On Thu, Apr 17, 2008 at 10:23 PM, Mark Sapiro <mark@msapiro.net> wrote:

> Fan Liu
> >
> >The resolution suggested to intall cjkcodecs, which is provided by
> python2.4
> >now, and add
> >add_language('zh_CN', _('Chinese (China)'), 'gb2312')
> >in Defaults.py (as referred to an earlier post
> >http://mail.python.org/pipermail/mailman-i18n/2003-September/000976.html
> ).
> >
> >Then I run
> >arch --wipe mylist
> >
> >I encountered such error,
> >
> >"UnicodeDecodeError: 'gb2312' codec can't decode bytes in position 0-1:
> illegal
> >multibyte sequence"
> >
> >Any ideas why?  Thanks in advance.
>
>
> I'm only guessing, but I think it is probably because the
> templates/zh-CN/* templates are still encoded as utf-8. You can't


I cannot find any templates/zh-CN/* in my system.
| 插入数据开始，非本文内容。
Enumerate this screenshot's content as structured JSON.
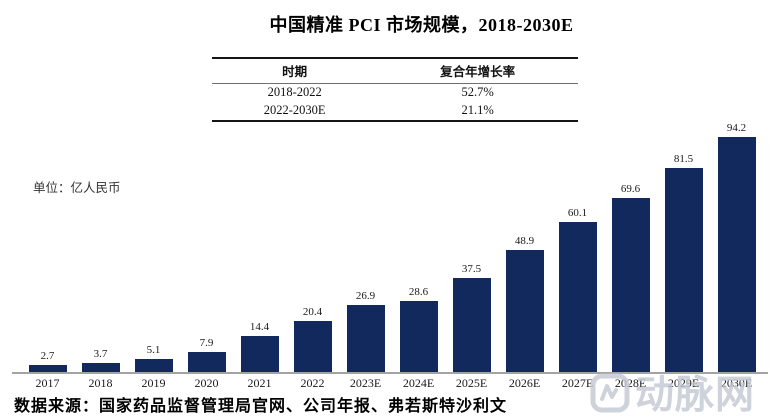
{
  "page": {
    "title": "中国精准 PCI 市场规模，2018-2030E",
    "unit_label": "单位：亿人民币",
    "source": "数据来源：国家药品监督管理局官网、公司年报、弗若斯特沙利文",
    "watermark_text": "动脉网",
    "watermark_icon": "vcbeat-logo-icon"
  },
  "cagr_table": {
    "headers": [
      "时期",
      "复合年增长率"
    ],
    "rows": [
      [
        "2018-2022",
        "52.7%"
      ],
      [
        "2022-2030E",
        "21.1%"
      ]
    ]
  },
  "chart_data": {
    "type": "bar",
    "title": "中国精准 PCI 市场规模，2018-2030E",
    "categories": [
      "2017",
      "2018",
      "2019",
      "2020",
      "2021",
      "2022",
      "2023E",
      "2024E",
      "2025E",
      "2026E",
      "2027E",
      "2028E",
      "2029E",
      "2030E"
    ],
    "values": [
      2.7,
      3.7,
      5.1,
      7.9,
      14.4,
      20.4,
      26.9,
      28.6,
      37.5,
      48.9,
      60.1,
      69.6,
      81.5,
      94.2
    ],
    "xlabel": "",
    "ylabel": "亿人民币",
    "ylim": [
      0,
      100
    ],
    "grid": false,
    "legend": false,
    "data_labels": true,
    "bar_color": "#12295e",
    "axis_color": "#a3a3a3"
  }
}
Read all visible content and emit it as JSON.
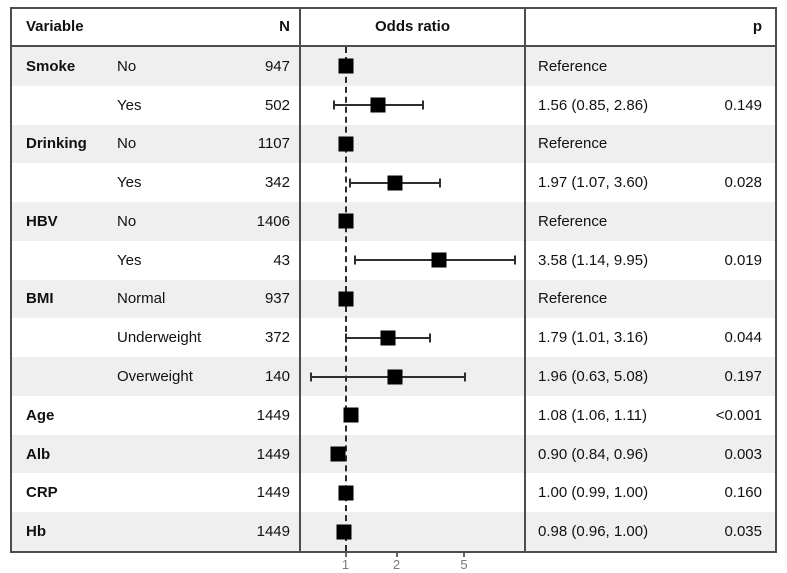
{
  "header": {
    "variable": "Variable",
    "n": "N",
    "odds_ratio": "Odds ratio",
    "p": "p"
  },
  "colors": {
    "row_shade": "#efefef",
    "border": "#4d4d4d",
    "marker": "#000000",
    "ci_line": "#2e2e2e",
    "reference_line": "#2b2b2b",
    "tick_label": "#7a7a7a"
  },
  "axis": {
    "scale": "log",
    "ticks": [
      {
        "label": "1",
        "value": 1
      },
      {
        "label": "2",
        "value": 2
      },
      {
        "label": "5",
        "value": 5
      }
    ]
  },
  "rows": [
    {
      "variable": "Smoke",
      "level": "No",
      "n": "947",
      "or_text": "Reference",
      "p": "",
      "est": 1.0,
      "lo": null,
      "hi": null
    },
    {
      "variable": "",
      "level": "Yes",
      "n": "502",
      "or_text": "1.56 (0.85, 2.86)",
      "p": "0.149",
      "est": 1.56,
      "lo": 0.85,
      "hi": 2.86
    },
    {
      "variable": "Drinking",
      "level": "No",
      "n": "1107",
      "or_text": "Reference",
      "p": "",
      "est": 1.0,
      "lo": null,
      "hi": null
    },
    {
      "variable": "",
      "level": "Yes",
      "n": "342",
      "or_text": "1.97 (1.07, 3.60)",
      "p": "0.028",
      "est": 1.97,
      "lo": 1.07,
      "hi": 3.6
    },
    {
      "variable": "HBV",
      "level": "No",
      "n": "1406",
      "or_text": "Reference",
      "p": "",
      "est": 1.0,
      "lo": null,
      "hi": null
    },
    {
      "variable": "",
      "level": "Yes",
      "n": "43",
      "or_text": "3.58 (1.14, 9.95)",
      "p": "0.019",
      "est": 3.58,
      "lo": 1.14,
      "hi": 9.95
    },
    {
      "variable": "BMI",
      "level": "Normal",
      "n": "937",
      "or_text": "Reference",
      "p": "",
      "est": 1.0,
      "lo": null,
      "hi": null
    },
    {
      "variable": "",
      "level": "Underweight",
      "n": "372",
      "or_text": "1.79 (1.01, 3.16)",
      "p": "0.044",
      "est": 1.79,
      "lo": 1.01,
      "hi": 3.16
    },
    {
      "variable": "",
      "level": "Overweight",
      "n": "140",
      "or_text": "1.96 (0.63, 5.08)",
      "p": "0.197",
      "est": 1.96,
      "lo": 0.63,
      "hi": 5.08
    },
    {
      "variable": "Age",
      "level": "",
      "n": "1449",
      "or_text": "1.08 (1.06, 1.11)",
      "p": "<0.001",
      "est": 1.08,
      "lo": 1.06,
      "hi": 1.11
    },
    {
      "variable": "Alb",
      "level": "",
      "n": "1449",
      "or_text": "0.90 (0.84, 0.96)",
      "p": "0.003",
      "est": 0.9,
      "lo": 0.84,
      "hi": 0.96
    },
    {
      "variable": "CRP",
      "level": "",
      "n": "1449",
      "or_text": "1.00 (0.99, 1.00)",
      "p": "0.160",
      "est": 1.0,
      "lo": 0.99,
      "hi": 1.0
    },
    {
      "variable": "Hb",
      "level": "",
      "n": "1449",
      "or_text": "0.98 (0.96, 1.00)",
      "p": "0.035",
      "est": 0.98,
      "lo": 0.96,
      "hi": 1.0
    }
  ],
  "chart_data": {
    "type": "scatter",
    "variant": "forest-plot",
    "title": "Odds ratio",
    "x_scale": "log",
    "x_ticks": [
      1,
      2,
      5
    ],
    "xlim": [
      0.54,
      11.5
    ],
    "reference_line": 1,
    "points": [
      {
        "label": "Smoke No",
        "n": 947,
        "or": 1.0,
        "ci_low": null,
        "ci_high": null,
        "text": "Reference",
        "p": null
      },
      {
        "label": "Smoke Yes",
        "n": 502,
        "or": 1.56,
        "ci_low": 0.85,
        "ci_high": 2.86,
        "text": "1.56 (0.85, 2.86)",
        "p": "0.149"
      },
      {
        "label": "Drinking No",
        "n": 1107,
        "or": 1.0,
        "ci_low": null,
        "ci_high": null,
        "text": "Reference",
        "p": null
      },
      {
        "label": "Drinking Yes",
        "n": 342,
        "or": 1.97,
        "ci_low": 1.07,
        "ci_high": 3.6,
        "text": "1.97 (1.07, 3.60)",
        "p": "0.028"
      },
      {
        "label": "HBV No",
        "n": 1406,
        "or": 1.0,
        "ci_low": null,
        "ci_high": null,
        "text": "Reference",
        "p": null
      },
      {
        "label": "HBV Yes",
        "n": 43,
        "or": 3.58,
        "ci_low": 1.14,
        "ci_high": 9.95,
        "text": "3.58 (1.14, 9.95)",
        "p": "0.019"
      },
      {
        "label": "BMI Normal",
        "n": 937,
        "or": 1.0,
        "ci_low": null,
        "ci_high": null,
        "text": "Reference",
        "p": null
      },
      {
        "label": "BMI Underweight",
        "n": 372,
        "or": 1.79,
        "ci_low": 1.01,
        "ci_high": 3.16,
        "text": "1.79 (1.01, 3.16)",
        "p": "0.044"
      },
      {
        "label": "BMI Overweight",
        "n": 140,
        "or": 1.96,
        "ci_low": 0.63,
        "ci_high": 5.08,
        "text": "1.96 (0.63, 5.08)",
        "p": "0.197"
      },
      {
        "label": "Age",
        "n": 1449,
        "or": 1.08,
        "ci_low": 1.06,
        "ci_high": 1.11,
        "text": "1.08 (1.06, 1.11)",
        "p": "<0.001"
      },
      {
        "label": "Alb",
        "n": 1449,
        "or": 0.9,
        "ci_low": 0.84,
        "ci_high": 0.96,
        "text": "0.90 (0.84, 0.96)",
        "p": "0.003"
      },
      {
        "label": "CRP",
        "n": 1449,
        "or": 1.0,
        "ci_low": 0.99,
        "ci_high": 1.0,
        "text": "1.00 (0.99, 1.00)",
        "p": "0.160"
      },
      {
        "label": "Hb",
        "n": 1449,
        "or": 0.98,
        "ci_low": 0.96,
        "ci_high": 1.0,
        "text": "0.98 (0.96, 1.00)",
        "p": "0.035"
      }
    ]
  }
}
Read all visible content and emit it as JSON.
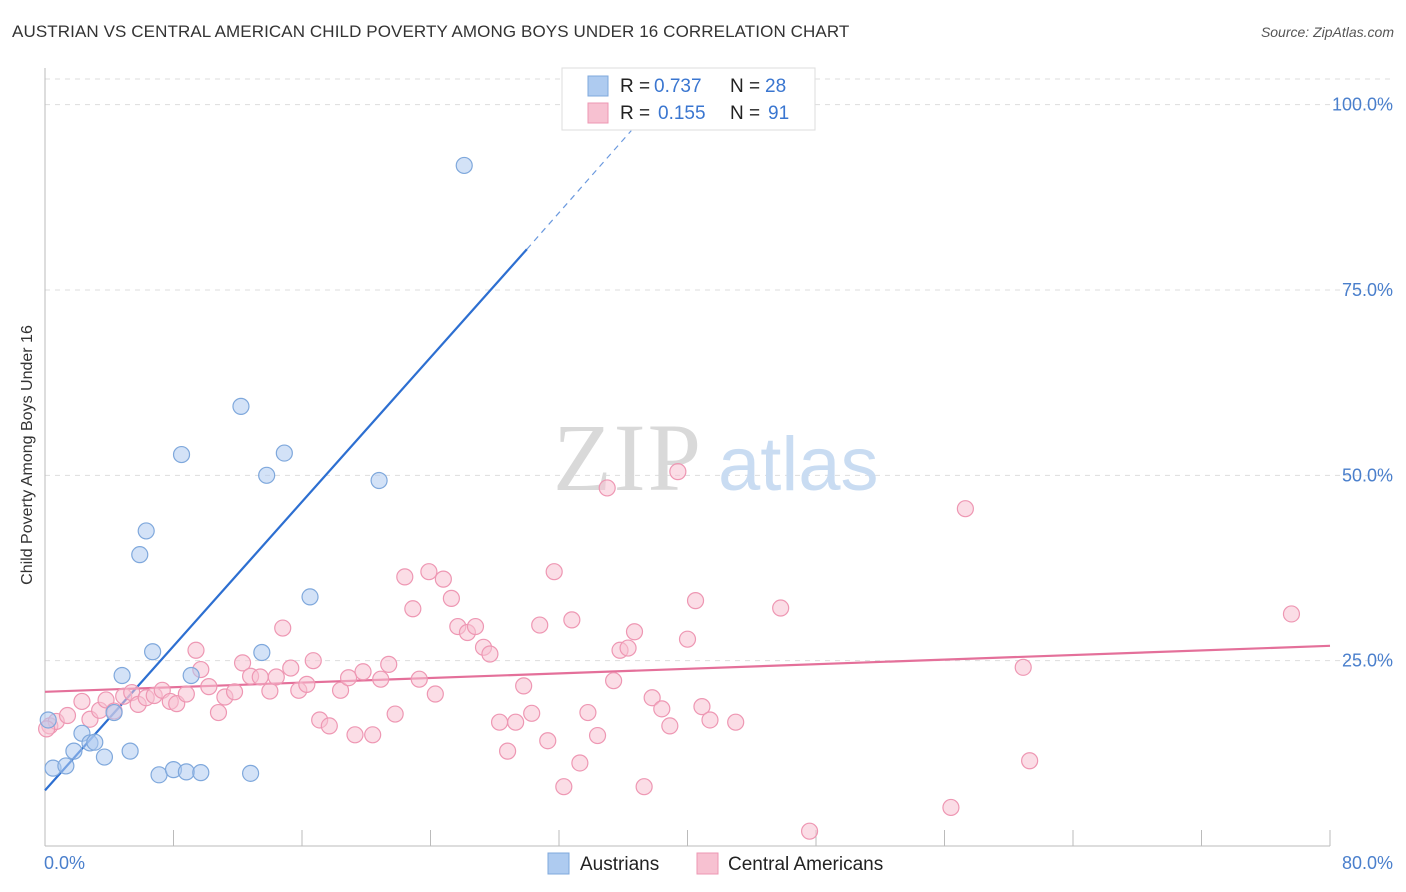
{
  "header": {
    "title": "AUSTRIAN VS CENTRAL AMERICAN CHILD POVERTY AMONG BOYS UNDER 16 CORRELATION CHART",
    "source": "Source: ZipAtlas.com"
  },
  "watermark": {
    "zip": "ZIP",
    "atlas": "atlas"
  },
  "colors": {
    "blue_fill": "#aecbf0",
    "blue_stroke": "#7fa8dc",
    "blue_line": "#2d6fd1",
    "pink_fill": "#f7c1d1",
    "pink_stroke": "#ee97b3",
    "pink_line": "#e4709a",
    "tick_label": "#4a7fcc",
    "grid": "#dddddd"
  },
  "chart_data": {
    "type": "scatter",
    "title": "AUSTRIAN VS CENTRAL AMERICAN CHILD POVERTY AMONG BOYS UNDER 16 CORRELATION CHART",
    "xlabel": "",
    "ylabel": "Child Poverty Among Boys Under 16",
    "xlim": [
      0,
      80
    ],
    "ylim": [
      0,
      104
    ],
    "x_tick_labels": [
      "0.0%",
      "80.0%"
    ],
    "y_ticks": [
      25,
      50,
      75,
      100
    ],
    "y_tick_labels": [
      "25.0%",
      "50.0%",
      "75.0%",
      "100.0%"
    ],
    "grid": true,
    "legend_position": "top-center",
    "stats": [
      {
        "r_label": "R =",
        "r": "0.737",
        "n_label": "N =",
        "n": "28"
      },
      {
        "r_label": "R =",
        "r": "0.155",
        "n_label": "N =",
        "n": "91"
      }
    ],
    "series": [
      {
        "name": "Austrians",
        "trend": {
          "x0": 0,
          "y0": 7.5,
          "x1": 30,
          "y1": 80.5,
          "dash_to_x": 36.5,
          "dash_to_y": 96.5
        },
        "points": [
          [
            0.2,
            17
          ],
          [
            0.5,
            10.5
          ],
          [
            1.3,
            10.8
          ],
          [
            1.8,
            12.8
          ],
          [
            2.3,
            15.2
          ],
          [
            2.8,
            13.9
          ],
          [
            3.1,
            14
          ],
          [
            3.7,
            12
          ],
          [
            4.3,
            18
          ],
          [
            4.8,
            23
          ],
          [
            5.3,
            12.8
          ],
          [
            5.9,
            39.3
          ],
          [
            6.3,
            42.5
          ],
          [
            6.7,
            26.2
          ],
          [
            7.1,
            9.6
          ],
          [
            8.0,
            10.3
          ],
          [
            8.5,
            52.8
          ],
          [
            8.8,
            10
          ],
          [
            9.1,
            23
          ],
          [
            9.7,
            9.9
          ],
          [
            12.2,
            59.3
          ],
          [
            12.8,
            9.8
          ],
          [
            13.5,
            26.1
          ],
          [
            13.8,
            50
          ],
          [
            14.9,
            53
          ],
          [
            16.5,
            33.6
          ],
          [
            20.8,
            49.3
          ],
          [
            26.1,
            91.8
          ]
        ]
      },
      {
        "name": "Central Americans",
        "trend": {
          "x0": 0,
          "y0": 20.8,
          "x1": 80,
          "y1": 27
        },
        "points": [
          [
            0.3,
            16.2
          ],
          [
            0.7,
            16.8
          ],
          [
            1.4,
            17.6
          ],
          [
            2.3,
            19.5
          ],
          [
            2.8,
            17.1
          ],
          [
            3.4,
            18.3
          ],
          [
            3.8,
            19.7
          ],
          [
            4.3,
            18.2
          ],
          [
            4.9,
            20.2
          ],
          [
            5.4,
            20.7
          ],
          [
            5.8,
            19.1
          ],
          [
            6.3,
            20
          ],
          [
            6.8,
            20.3
          ],
          [
            7.3,
            21
          ],
          [
            7.8,
            19.5
          ],
          [
            8.2,
            19.2
          ],
          [
            8.8,
            20.5
          ],
          [
            9.4,
            26.4
          ],
          [
            9.7,
            23.8
          ],
          [
            10.2,
            21.5
          ],
          [
            10.8,
            18
          ],
          [
            11.2,
            20.1
          ],
          [
            11.8,
            20.8
          ],
          [
            12.3,
            24.7
          ],
          [
            12.8,
            22.9
          ],
          [
            13.4,
            22.8
          ],
          [
            14,
            20.9
          ],
          [
            14.4,
            22.8
          ],
          [
            14.8,
            29.4
          ],
          [
            15.3,
            24
          ],
          [
            15.8,
            21
          ],
          [
            16.3,
            21.8
          ],
          [
            16.7,
            25
          ],
          [
            17.1,
            17
          ],
          [
            17.7,
            16.2
          ],
          [
            18.4,
            21
          ],
          [
            18.9,
            22.7
          ],
          [
            19.3,
            15
          ],
          [
            19.8,
            23.5
          ],
          [
            20.4,
            15
          ],
          [
            20.9,
            22.5
          ],
          [
            21.4,
            24.5
          ],
          [
            21.8,
            17.8
          ],
          [
            22.4,
            36.3
          ],
          [
            22.9,
            32
          ],
          [
            23.3,
            22.5
          ],
          [
            23.9,
            37
          ],
          [
            24.3,
            20.5
          ],
          [
            24.8,
            36
          ],
          [
            25.3,
            33.4
          ],
          [
            25.7,
            29.6
          ],
          [
            26.3,
            28.8
          ],
          [
            26.8,
            29.6
          ],
          [
            27.3,
            26.8
          ],
          [
            27.7,
            25.9
          ],
          [
            28.3,
            16.7
          ],
          [
            28.8,
            12.8
          ],
          [
            29.3,
            16.7
          ],
          [
            29.8,
            21.6
          ],
          [
            30.3,
            17.9
          ],
          [
            30.8,
            29.8
          ],
          [
            31.3,
            14.2
          ],
          [
            31.7,
            37
          ],
          [
            32.3,
            8
          ],
          [
            32.8,
            30.5
          ],
          [
            33.3,
            11.2
          ],
          [
            33.8,
            18
          ],
          [
            34.4,
            14.9
          ],
          [
            35.0,
            48.3
          ],
          [
            35.4,
            22.3
          ],
          [
            35.8,
            26.4
          ],
          [
            36.3,
            26.7
          ],
          [
            36.7,
            28.9
          ],
          [
            37.3,
            8
          ],
          [
            37.8,
            20
          ],
          [
            38.4,
            18.5
          ],
          [
            38.9,
            16.2
          ],
          [
            39.4,
            50.5
          ],
          [
            40.0,
            27.9
          ],
          [
            40.5,
            33.1
          ],
          [
            40.9,
            18.8
          ],
          [
            41.4,
            17
          ],
          [
            43.0,
            16.7
          ],
          [
            45.8,
            32.1
          ],
          [
            47.6,
            2
          ],
          [
            56.4,
            5.2
          ],
          [
            57.3,
            45.5
          ],
          [
            60.9,
            24.1
          ],
          [
            61.3,
            11.5
          ],
          [
            77.6,
            31.3
          ],
          [
            0.1,
            15.8
          ]
        ]
      }
    ],
    "legend": [
      "Austrians",
      "Central Americans"
    ]
  }
}
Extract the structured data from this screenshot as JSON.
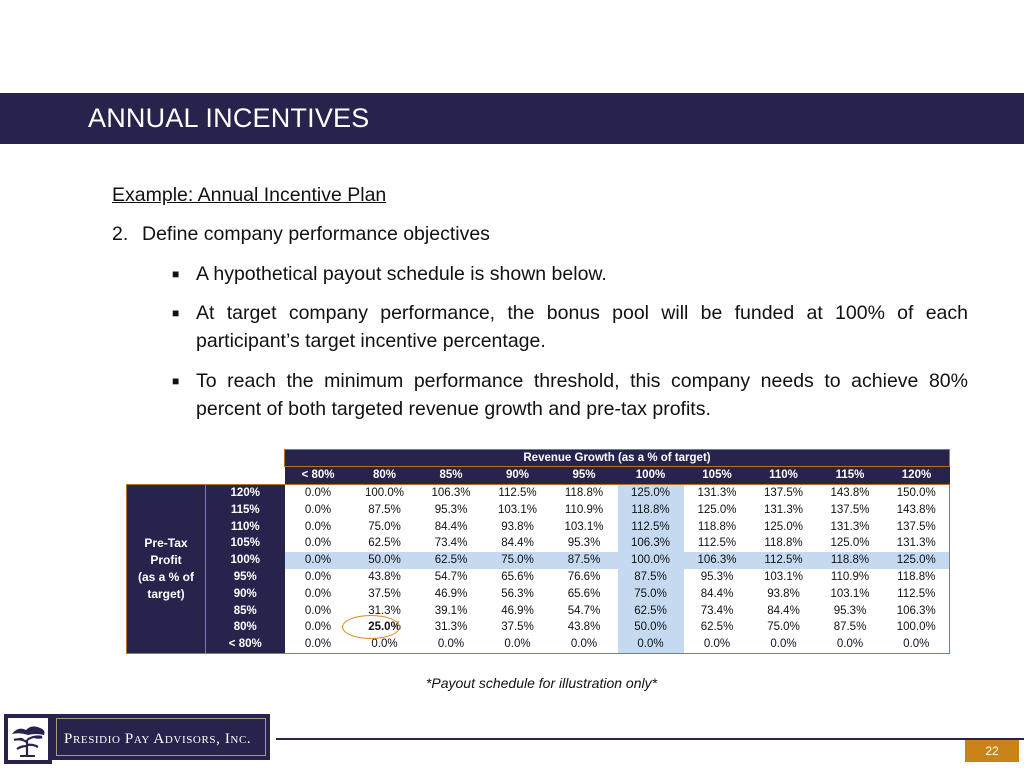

Where and what are they?

>
> change the character encoding for a language without also recoding all
> the templates and the message catalog.
>
> In any case, I question whether the 4+ year old information is even
> applicable in current Mailman. I suspect your original issue has to do
> with messages in the archive being encoded as utf-8 and the web server
> sending a content-type header with a charset other than utf-8. If so,
> this is a web server issue. See my comment at
> <
> http://sourceforge.net/tracker/index.php?func=detail&aid=1942206&group_id=103&atid=100103
> >
> for a bit more.
>
I'm afraid that is not the case since
1. I have
AddDefaultCharset Off
in my apache conf.
2. I tried various Chinese encodings in various browsers (safari, firefox
and even IE), basically, UTF-8 and GB2312 outputs the same, which gives me
the impression that the text has already been ruined :|
here's an example.
http://sfig.pmo.ac.cn/pipermail/astrophysics/2008-April/000006.html
What's strange is that the subjects of the emails are always correct.

Regards,
Fan


> --
> Mark Sapiro <mark@msapiro.net>        The highway is for gamblers,
> San Francisco Bay Area, California    better use your sense - B. Dylan
>
>
>> I'm only guessing, but I think it is probably because the
>> templates/zh-CN/* templates are still encoded as utf-8. You can't
>
>
>I cannot find any templates/zh-CN/* in my system. Where and what are they?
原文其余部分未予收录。